South Dakota’s HB 1270, proposed this year, was a simple, straightforward academic freedom bill. Unfortunately, it did not pass, but I would like to correct some misconceptions that came up in the House.
The bill read:
No teacher may be prohibited from helping students understand, analyze, critique, or review in an objective scientific manner the strengths and weaknesses of scientific information presented in courses being taught which are aligned with the content standards established pursuant to § 13-3-48.
A Danger of Lawsuits?
The House Education Committee discussed the bill at length. I will address part of the dialogue, which I transcribed from the state’s audio of the hearing:
Rep. Erin Healy: I’m not quite sure who this question is for, but I’m just curious if this could cause any potential lawsuits, and if so, who would be the defendant. Would it be the district? Would it be the state?

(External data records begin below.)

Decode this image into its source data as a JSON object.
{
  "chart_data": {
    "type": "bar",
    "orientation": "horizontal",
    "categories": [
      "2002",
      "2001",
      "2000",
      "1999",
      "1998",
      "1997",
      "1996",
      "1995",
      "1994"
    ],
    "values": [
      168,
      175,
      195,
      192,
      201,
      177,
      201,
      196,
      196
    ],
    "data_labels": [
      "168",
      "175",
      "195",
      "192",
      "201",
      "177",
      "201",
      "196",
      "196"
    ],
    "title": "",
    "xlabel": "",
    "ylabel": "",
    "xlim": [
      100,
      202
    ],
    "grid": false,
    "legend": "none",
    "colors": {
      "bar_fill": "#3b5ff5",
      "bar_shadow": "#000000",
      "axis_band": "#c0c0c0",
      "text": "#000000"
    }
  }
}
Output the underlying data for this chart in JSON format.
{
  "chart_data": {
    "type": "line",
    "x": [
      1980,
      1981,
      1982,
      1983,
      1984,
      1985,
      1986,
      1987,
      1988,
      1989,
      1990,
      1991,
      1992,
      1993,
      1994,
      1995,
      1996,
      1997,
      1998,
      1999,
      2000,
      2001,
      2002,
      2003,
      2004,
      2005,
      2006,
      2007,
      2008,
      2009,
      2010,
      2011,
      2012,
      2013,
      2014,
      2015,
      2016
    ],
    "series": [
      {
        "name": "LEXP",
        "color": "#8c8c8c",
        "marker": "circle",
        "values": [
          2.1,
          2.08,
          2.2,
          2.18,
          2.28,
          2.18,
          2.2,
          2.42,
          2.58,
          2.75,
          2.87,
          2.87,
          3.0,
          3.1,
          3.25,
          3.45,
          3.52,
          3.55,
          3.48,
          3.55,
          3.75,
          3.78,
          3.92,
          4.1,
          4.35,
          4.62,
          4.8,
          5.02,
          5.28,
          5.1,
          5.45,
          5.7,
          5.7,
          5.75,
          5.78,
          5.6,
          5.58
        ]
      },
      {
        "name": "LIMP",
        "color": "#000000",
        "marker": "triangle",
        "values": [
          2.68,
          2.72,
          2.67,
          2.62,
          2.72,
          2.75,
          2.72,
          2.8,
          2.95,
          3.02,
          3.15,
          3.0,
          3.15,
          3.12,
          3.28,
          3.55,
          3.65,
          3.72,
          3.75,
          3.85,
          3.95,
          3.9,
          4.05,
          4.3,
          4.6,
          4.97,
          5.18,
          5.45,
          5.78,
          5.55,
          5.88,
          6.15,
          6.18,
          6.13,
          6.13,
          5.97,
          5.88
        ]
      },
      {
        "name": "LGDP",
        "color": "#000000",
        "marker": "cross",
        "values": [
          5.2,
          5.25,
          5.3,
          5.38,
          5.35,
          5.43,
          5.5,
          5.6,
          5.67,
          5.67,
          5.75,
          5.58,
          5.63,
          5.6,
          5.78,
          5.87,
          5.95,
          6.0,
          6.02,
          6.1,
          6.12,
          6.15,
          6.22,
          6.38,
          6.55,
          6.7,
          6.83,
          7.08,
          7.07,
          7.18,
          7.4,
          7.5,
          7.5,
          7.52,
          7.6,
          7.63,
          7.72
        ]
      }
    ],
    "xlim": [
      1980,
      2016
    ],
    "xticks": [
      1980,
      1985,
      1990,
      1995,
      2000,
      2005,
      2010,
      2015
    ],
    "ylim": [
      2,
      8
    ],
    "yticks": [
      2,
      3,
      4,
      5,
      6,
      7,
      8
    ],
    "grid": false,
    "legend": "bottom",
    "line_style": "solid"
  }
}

Mr. Brett Arenz (Department of Education): Yes, we would see potential lawsuits. There was a similar bill in 2017 and I think Associated School Boards testified that they would expect a number of lawsuits, and it would be against the school district that would be facing them.
Healy: Follow-up question, where would that money come from? What fund would that money come from, from the district?
Arenz: You know I can’t speak personally to the finances of a school district, but it would have to come from somewhere, likely from their general fund, taken away from instructing students.
Healy: Would this hurt that school district if this lawsuit were to occur?
Arenz: Yes, I think if funds were diverted from instructing kids that would be detrimental to the school district.
Rep. Nancy Rasmussen: Could you give me two examples of what a teacher would actually say in a classroom that would cause a lawsuit?
Arenz: There was some testimony from Dr. Harris about intelligent design. If I understood correctly he was saying that would be allowed. Well, there are court cases that intelligent design is just creationism by another name. So if you were to speak of intelligent design that could subject a school district to liability.
Rasmussen: So give me an example, pretend I am a student and you are the teacher, what would you tell me that would cause me to go home and tell my parents and then they would sue the school?
Arenz: I don’t have any specific examples, but generally I think it’s an issue of teaching personal opinions rather than scientific evidence. So if you were to teach your personal religious beliefs as they relate to an issue, that would subject a school to liability. Or if the school district were to terminate the individual for not following the curriculum, there would be a disagreement between the employee and the school district, as to a wrongful termination perhaps.
Brett Arenz displays some common misunderstandings here about academic freedom legislation.
(1) Contrary to his assertion that school districts should expect “a number of lawsuits,” Louisiana has had an academic freedom law similar to HB 1270 on the books since 2008, and Tennessee since 2012. Neither state has been subjected to lawsuits because of these laws.
(2) When Arenz implies that the bill would authorize a teacher to teach “personal religious beliefs,” he ignores the clear language of the law. The bill only protects teachers when they help “students understand, analyze, critique, or review in an objective scientific manner the strengths and weaknesses of scientific information presented in courses being taught which are aligned with the content standards….” There is nothing in this language that authorizes a teacher to present his or her personal religious beliefs.
(3) He also gives an example about teaching intelligent design. But intelligent design is not in the content standards for the state, so this bill would not protect or encourage teaching about intelligent design.
(4) Regarding terminating an employee who doesn’t follow the curriculum: This is no different from the situation under existing law. If a teacher feels he was wrongly terminated, he can challenge that in court.
In sum, academic freedom bills like South Dakota’s HB 1270 are limited, proven legislation. The alarm that is habitually raised is groundless.